Linguists find proof of sweeping language pattern once deemed a 'hoax'
Extent and nature of “many words for X”
- Multiple commenters note that English and other familiar languages already have many distinct terms for snow, especially among skiers, mountaineers, and people from snowy regions (powder, crust, firn, slush, hardpack, etc.).
- Similar points are made for other domains: English “love” has many near‑synonyms and phrases; British English has many rain words; hackers have hundreds of words for “broken”; Italian has vast pasta vocabulary.
- The common rebuttal: it’s not that other languages can’t express these distinctions, but some use single words where English uses multi‑word phrases.
Inuit snow vocabulary and polysynthetic languages
- The original “100 Eskimo words for snow” claim is traced back to a much smaller set (e.g., four roots in early work), then inflated via retelling.

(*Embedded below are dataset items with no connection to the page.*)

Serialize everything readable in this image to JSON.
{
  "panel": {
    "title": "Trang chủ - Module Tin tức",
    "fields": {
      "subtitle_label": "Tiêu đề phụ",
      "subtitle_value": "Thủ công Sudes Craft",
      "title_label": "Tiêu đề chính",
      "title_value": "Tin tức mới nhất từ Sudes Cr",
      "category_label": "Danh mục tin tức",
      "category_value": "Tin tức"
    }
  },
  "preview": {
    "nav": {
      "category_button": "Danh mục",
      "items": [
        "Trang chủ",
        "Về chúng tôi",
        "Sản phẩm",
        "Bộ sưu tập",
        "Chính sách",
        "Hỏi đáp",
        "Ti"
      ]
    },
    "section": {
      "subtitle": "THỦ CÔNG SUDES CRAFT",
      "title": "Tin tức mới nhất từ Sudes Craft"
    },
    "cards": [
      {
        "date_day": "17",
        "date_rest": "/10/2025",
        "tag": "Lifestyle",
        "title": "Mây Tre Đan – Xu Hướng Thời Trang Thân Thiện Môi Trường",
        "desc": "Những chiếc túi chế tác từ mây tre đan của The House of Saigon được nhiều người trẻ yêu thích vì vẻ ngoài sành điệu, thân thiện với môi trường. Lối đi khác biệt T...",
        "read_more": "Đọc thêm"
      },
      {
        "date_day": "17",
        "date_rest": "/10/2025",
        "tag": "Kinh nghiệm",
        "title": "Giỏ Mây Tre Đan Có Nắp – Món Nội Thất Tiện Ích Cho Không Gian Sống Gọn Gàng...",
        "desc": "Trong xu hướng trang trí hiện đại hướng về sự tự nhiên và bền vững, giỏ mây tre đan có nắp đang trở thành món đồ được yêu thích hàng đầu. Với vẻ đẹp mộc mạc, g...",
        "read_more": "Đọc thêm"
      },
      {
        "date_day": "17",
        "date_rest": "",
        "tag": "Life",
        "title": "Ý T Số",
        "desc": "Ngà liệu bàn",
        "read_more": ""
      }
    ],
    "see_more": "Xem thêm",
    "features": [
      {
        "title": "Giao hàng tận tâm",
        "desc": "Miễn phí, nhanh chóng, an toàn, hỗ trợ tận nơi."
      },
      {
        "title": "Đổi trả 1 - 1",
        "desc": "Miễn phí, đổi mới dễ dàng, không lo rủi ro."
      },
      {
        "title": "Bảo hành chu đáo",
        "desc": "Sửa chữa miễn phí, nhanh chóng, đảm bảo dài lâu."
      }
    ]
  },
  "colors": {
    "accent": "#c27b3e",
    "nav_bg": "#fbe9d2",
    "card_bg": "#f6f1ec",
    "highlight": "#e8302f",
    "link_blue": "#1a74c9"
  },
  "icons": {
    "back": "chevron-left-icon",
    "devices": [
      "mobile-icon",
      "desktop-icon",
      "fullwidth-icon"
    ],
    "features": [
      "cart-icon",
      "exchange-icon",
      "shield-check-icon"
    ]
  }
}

- Lists of Inuit snow‑related terms are shared, but several people emphasize the key technical point: in polysynthetic, highly agglutinative languages, counting “words” is meaningless because you can build unbounded compounds from a small root set.
- This same issue arises in Germanic and Scandinavian compounds and is cited as a major flaw in naive “word counting” across languages.
The new “lexical elaboration” study
- The study’s method—counting how much bilingual dictionary space a concept takes up—is seen as interesting but shallow.
- Critiques:
- Bilingual dictionaries are biased by compilers’ expectations (e.g., if a language is famous for “snow words,” lexicographers over‑list them).
- Dictionaries mix parts of speech, abbreviations, transliterations, and rare synonyms, inflating counts in inconsistent ways.
- The online exploration tool visibly shows such artifacts in multiple languages.
- Several commenters argue the headline claim of “proof” and “sweeping pattern” is far stronger than the cautious language of the original paper.
Language, culture, and cognition (Sapir–Whorf)
- Many see the robust direction as “culture/experience → lexical elaboration,” not strong Whorfian “language limits thought.”
- Others argue for mutual influence: language can narrow or nuance how time, causality, and obligation are expressed, potentially impacting habitual reasoning.
- Anecdotes from bilinguals describe different “personalities” or emotional states in different languages, and research is mentioned where native vs non‑native phonemes recruit different brain areas.
- Overall sentiment: localized, subtle effects of language on cognition are plausible; broad, deterministic claims remain unconvincing, and the article is criticized for overselling modest findings.